# Wall of Medals



## BettaGuy (May 6, 2012)

Hello everyone,
I just thought I'd share my wall of medals. 








They are mostly waterpolo medals from provincials, small tournaments, and one from nationals. Then there is some school awards as well, and one handball medal from when I still lived in germany. Anyone else have any medals they want to share a picture of? Can be anything like military, sports, educational etc. Please share some pictures


----------



## lohachata (Jan 27, 2006)

i used to have a bunch of ribbons and trophies from fish and aquarium competitions back in the 70's but they got lost when i moved....
the only other one i have is for "dumbest fishkeeper in america"......but i keep it hidden away......don't want the whole world knowing...lol


----------



## emc7 (Jul 23, 2005)

I have some ACA medals and even a plaque. There are more ribbons and plaques from ages ago in a box in the storage unit (maybe)


----------



## Cory1990 (Jun 14, 2012)

I used to run the 100m dash and 50m dash and some shot put as well for track. I did track from grades 6th to 11th before I started hanging with the wrong crowd. I got a few trophys and I think my best was national 5th place shot put grade 8 ( couldn't have been more happy that was my first year in shotput) iv had 2 best in states for 50m and tons of small local meets and small trophies. 

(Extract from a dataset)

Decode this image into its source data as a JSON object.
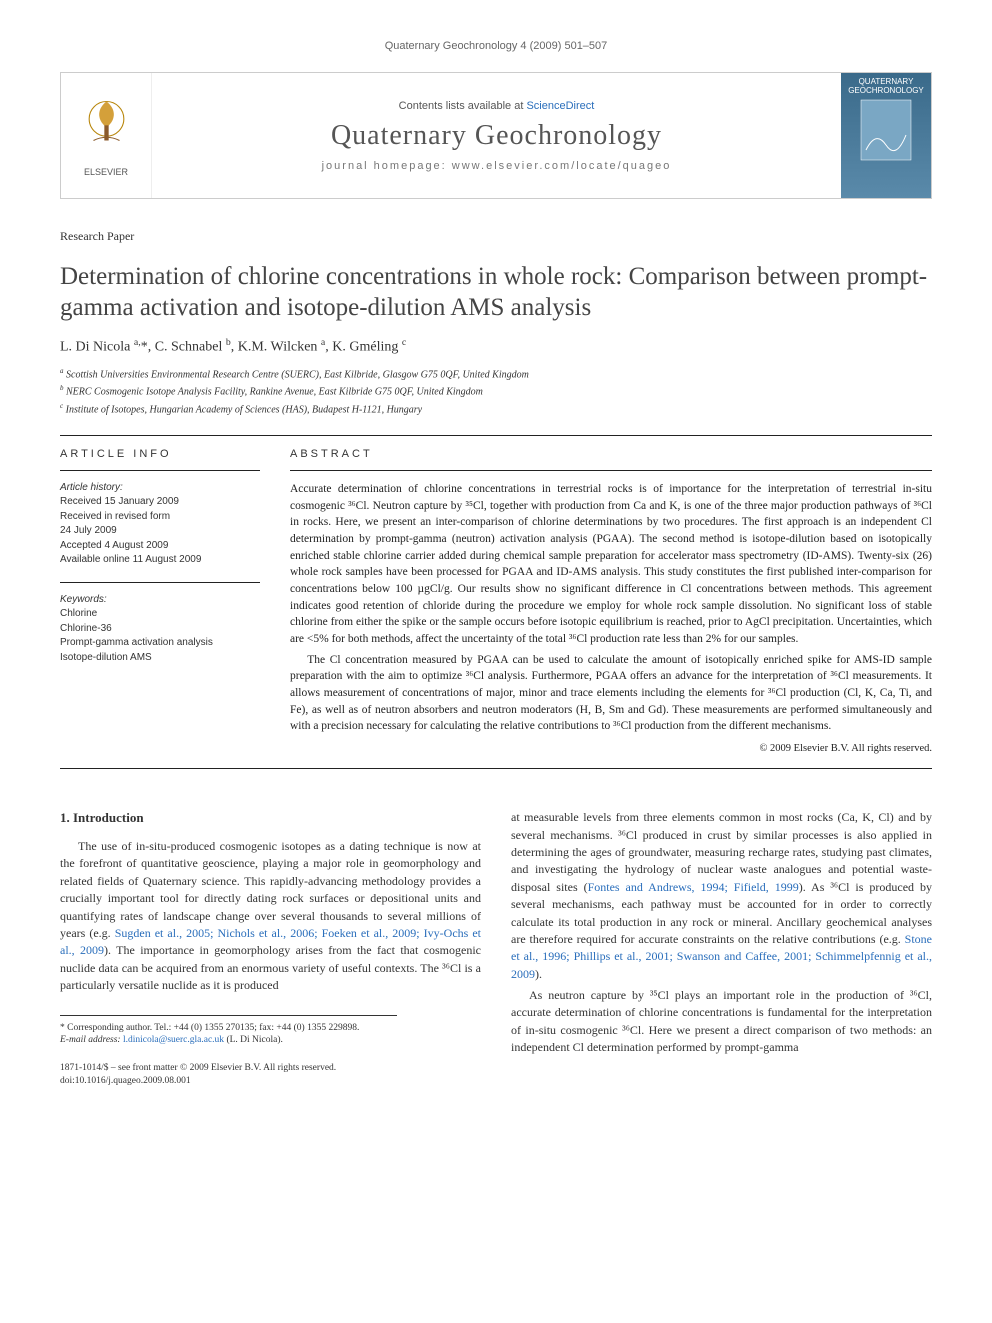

Iv got them somewhere packed with the rest of my childhood at my moms house. 
Hold onto it and show your children what you can achieve.


John I'm sorry you got the dumbest fish keeper award. Most likely because you guys were peeing in your fish tanks back then lol just kidding. But I did have to say that sorry


----------



## BettaGuy (May 6, 2012)

> John I'm sorry you got the dumbest fish keeper award. Most likely because you guys were peeing in your fish tanks back then


lol I remeber that thread  Thats pretty cool guys, puts my collection to shame


----------